Preferred return (AKA Hurdle Rate)
The minimum return to investors to be achieved before a carry is permitted. A hurdle rate of 10% means that the private equity fund needs to achieve a return of at least 10% per annum before the profits are shared according to the carried interest arrangement.

Preferred Stock
Preferred stock has various "preferences" over common stock. These preferences can include liquidation preferences, dividend rights, redemption rights, conversion rights and voting rights, as described in more detail below. Venture capitalists and other investors in private companies typically receive preferred stock for their investment.

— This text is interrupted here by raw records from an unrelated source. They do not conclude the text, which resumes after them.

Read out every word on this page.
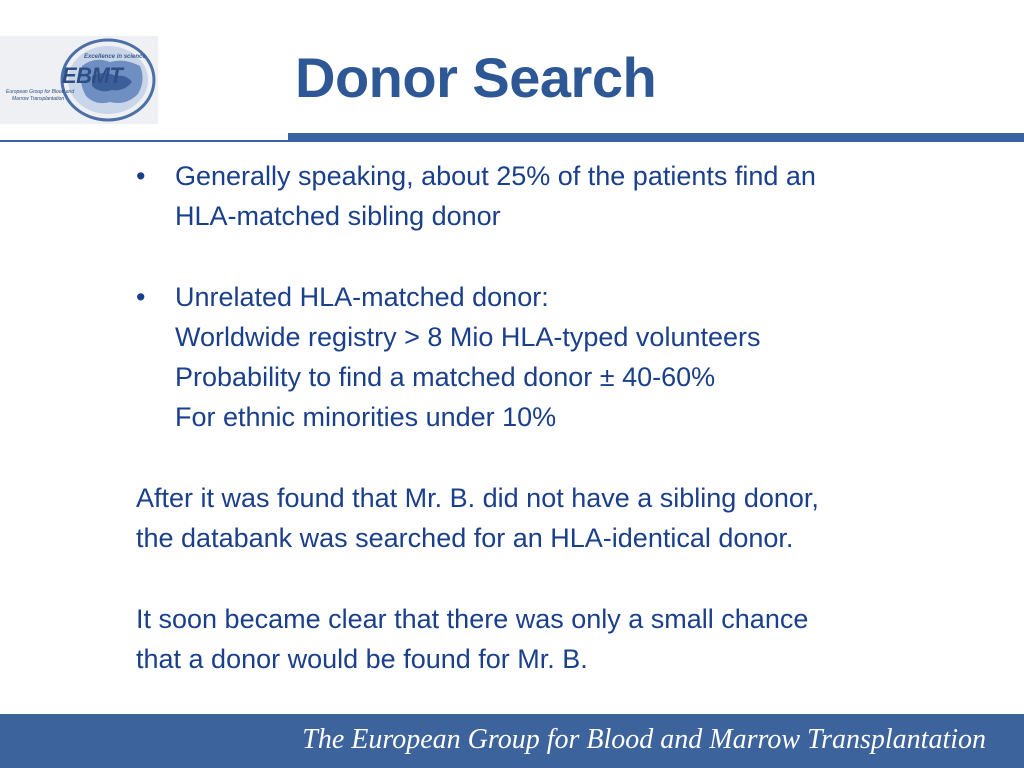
Excellence in science
EBMT
European Group for Blood and
Marrow Transplantation	Donor Search
• Generally speaking, about 25% of the patients find an
HLA-matched sibling donor
• Unrelated HLA-matched donor:
Worldwide registry > 8 Mio HLA-typed volunteers
Probability to find a matched donor ± 40-60%
For ethnic minorities under 10%
After it was found that Mr. B. did not have a sibling donor,
the databank was searched for an HLA-identical donor.
It soon became clear that there was only a small chance
that a donor would be found for Mr. B.
The European Group for Blood and Marrow Transplantation
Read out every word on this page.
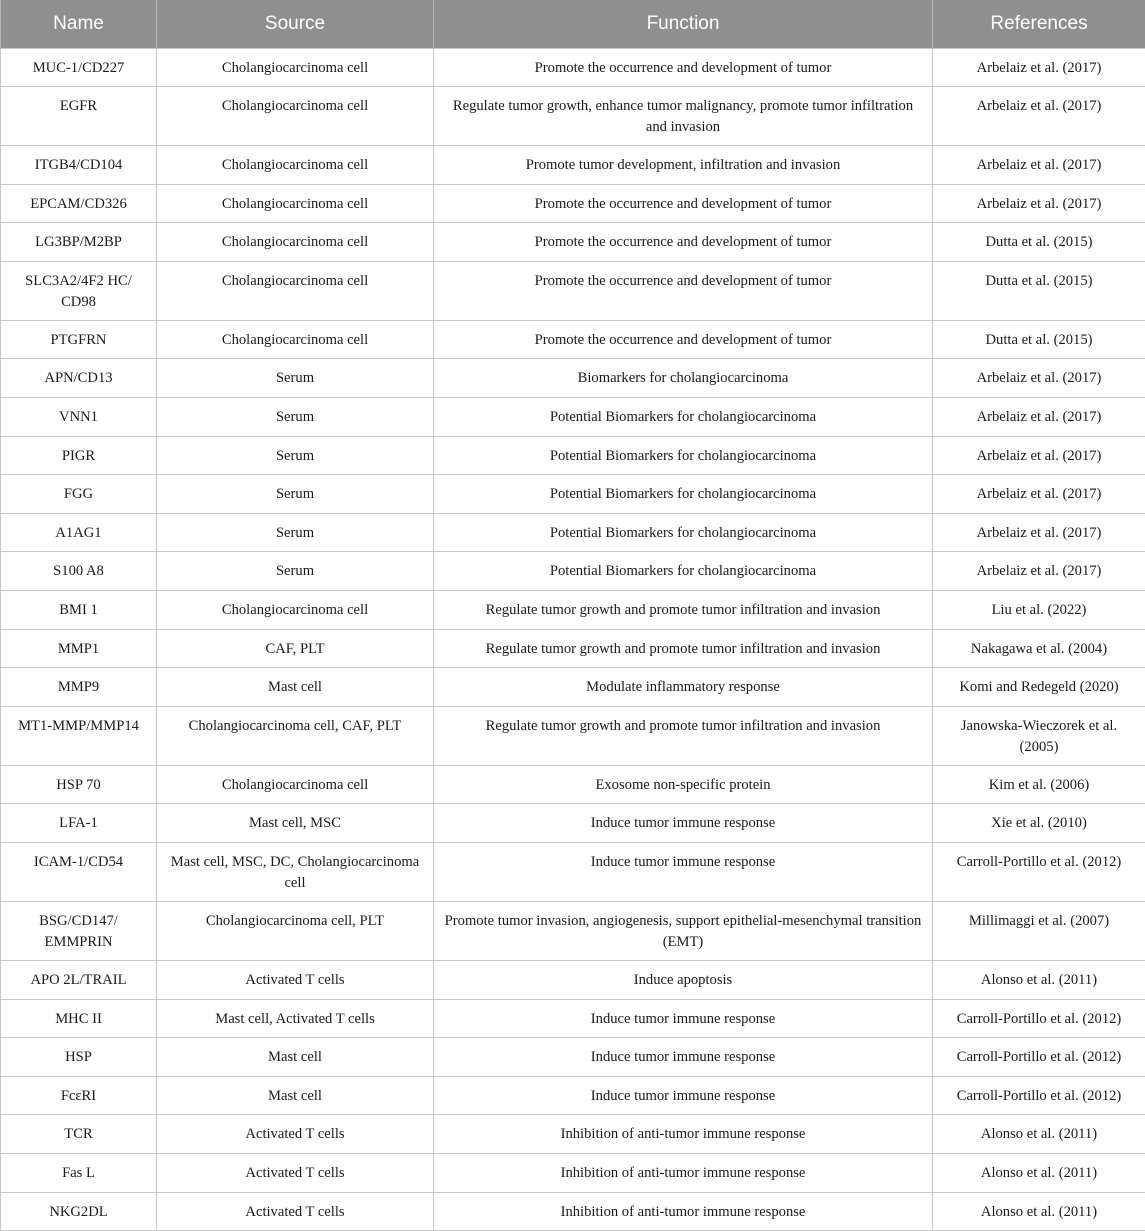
Name	Source	Function	References
MUC-1/CD227	Cholangiocarcinoma cell	Promote the occurrence and development of tumor	Arbelaiz et al. (2017)
EGFR	Cholangiocarcinoma cell	Regulate tumor growth, enhance tumor malignancy, promote tumor infiltration and invasion	Arbelaiz et al. (2017)
ITGB4/CD104	Cholangiocarcinoma cell	Promote tumor development, infiltration and invasion	Arbelaiz et al. (2017)
EPCAM/CD326	Cholangiocarcinoma cell	Promote the occurrence and development of tumor	Arbelaiz et al. (2017)
LG3BP/M2BP	Cholangiocarcinoma cell	Promote the occurrence and development of tumor	Dutta et al. (2015)
SLC3A2/4F2 HC/ CD98	Cholangiocarcinoma cell	Promote the occurrence and development of tumor	Dutta et al. (2015)
PTGFRN	Cholangiocarcinoma cell	Promote the occurrence and development of tumor	Dutta et al. (2015)
APN/CD13	Serum	Biomarkers for cholangiocarcinoma	Arbelaiz et al. (2017)
VNN1	Serum	Potential Biomarkers for cholangiocarcinoma	Arbelaiz et al. (2017)
PIGR	Serum	Potential Biomarkers for cholangiocarcinoma	Arbelaiz et al. (2017)
FGG	Serum	Potential Biomarkers for cholangiocarcinoma	Arbelaiz et al. (2017)
A1AG1	Serum	Potential Biomarkers for cholangiocarcinoma	Arbelaiz et al. (2017)
S100 A8	Serum	Potential Biomarkers for cholangiocarcinoma	Arbelaiz et al. (2017)
BMI 1	Cholangiocarcinoma cell	Regulate tumor growth and promote tumor infiltration and invasion	Liu et al. (2022)
MMP1	CAF, PLT	Regulate tumor growth and promote tumor infiltration and invasion	Nakagawa et al. (2004)
MMP9	Mast cell	Modulate inflammatory response	Komi and Redegeld (2020)
MT1-MMP/MMP14	Cholangiocarcinoma cell, CAF, PLT	Regulate tumor growth and promote tumor infiltration and invasion	Janowska-Wieczorek et al. (2005)
HSP 70	Cholangiocarcinoma cell	Exosome non-specific protein	Kim et al. (2006)
LFA-1	Mast cell, MSC	Induce tumor immune response	Xie et al. (2010)
ICAM-1/CD54	Mast cell, MSC, DC, Cholangiocarcinoma cell	Induce tumor immune response	Carroll-Portillo et al. (2012)
BSG/CD147/ EMMPRIN	Cholangiocarcinoma cell, PLT	Promote tumor invasion, angiogenesis, support epithelial-mesenchymal transition (EMT)	Millimaggi et al. (2007)
APO 2L/TRAIL	Activated T cells	Induce apoptosis	Alonso et al. (2011)
MHC II	Mast cell, Activated T cells	Induce tumor immune response	Carroll-Portillo et al. (2012)
HSP	Mast cell	Induce tumor immune response	Carroll-Portillo et al. (2012)
FcεRI	Mast cell	Induce tumor immune response	Carroll-Portillo et al. (2012)
TCR	Activated T cells	Inhibition of anti-tumor immune response	Alonso et al. (2011)
Fas L	Activated T cells	Inhibition of anti-tumor immune response	Alonso et al. (2011)
NKG2DL	Activated T cells	Inhibition of anti-tumor immune response	Alonso et al. (2011)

Preferred Stock (Preferential Shares
stock in a company that has additional rights, most commonly voting rights. Can be converted into common stock.

Private Equity
Equity securities of companies that have not "gone public" (are not listed on a public exchange). Private equities are generally illiquid and thought of as a long-term investment. As they are not listed on an exchange, any investor wishing to sell securities in private companies must find a buyer in the absence of a marketplace. In addition, there are many transfer restrictions on private securities. Investors in private securities generally receive their return through one of three ways: an initial public offering, a sale or merger, or a re-capitalization.

Private investment in public equities (PIPES)
Investments by a private equity fund in a publicly traded company, usually at a discount.

Private IPO
raising high volumes of money in the hundreds of millions of dollars (amounts that formerly would have been brought in through an IPO) while remaining private. Sometimes, early investors will sell shares into late-stage “private IPO” rounds. Not technically a “public offering,” but referred to as an IPO because of how much money they bring into a company.

Private Placement
Also known as a Reg. D offering. The sale of a security (or in some cases, a bond) directly to a limited number of investors. Avoids the need for S.E.C. registration if the securities are purchased for investment as opposed to being resold. The size of the issue is not limited, but its sale is limited to a maximum of thirty-five non-accredited investors.

Private Placement Memorandum
Also known as an Offering Memorandum. A document that outlines the terms of securities to be offered in a private placement. Resembles a business plan in content and structure.

Private Securities
Private securities are securities that are not registered and do not trade on an exchange. The price per share is set through negotiation between the buyer and the seller or issuer.

A formal written offer to sell securities that provides an investor with the necessary information to make an informed decision. A prospectus explains a proposed or existing business enterprise and must disclose any material risks and information according to the securities laws. A prospectus must be filed with the SEC and be given to all potential investors. Companies offering securities, mutual funds, and offerings of other investment companies including Business Development Companies are required to issue prospectuses describing their history, investment philosophy or objectives, risk factors and financial statements. Investors should carefully read them prior to investing.

Put option
The right to sell a security at a given price (or range) within a given time period.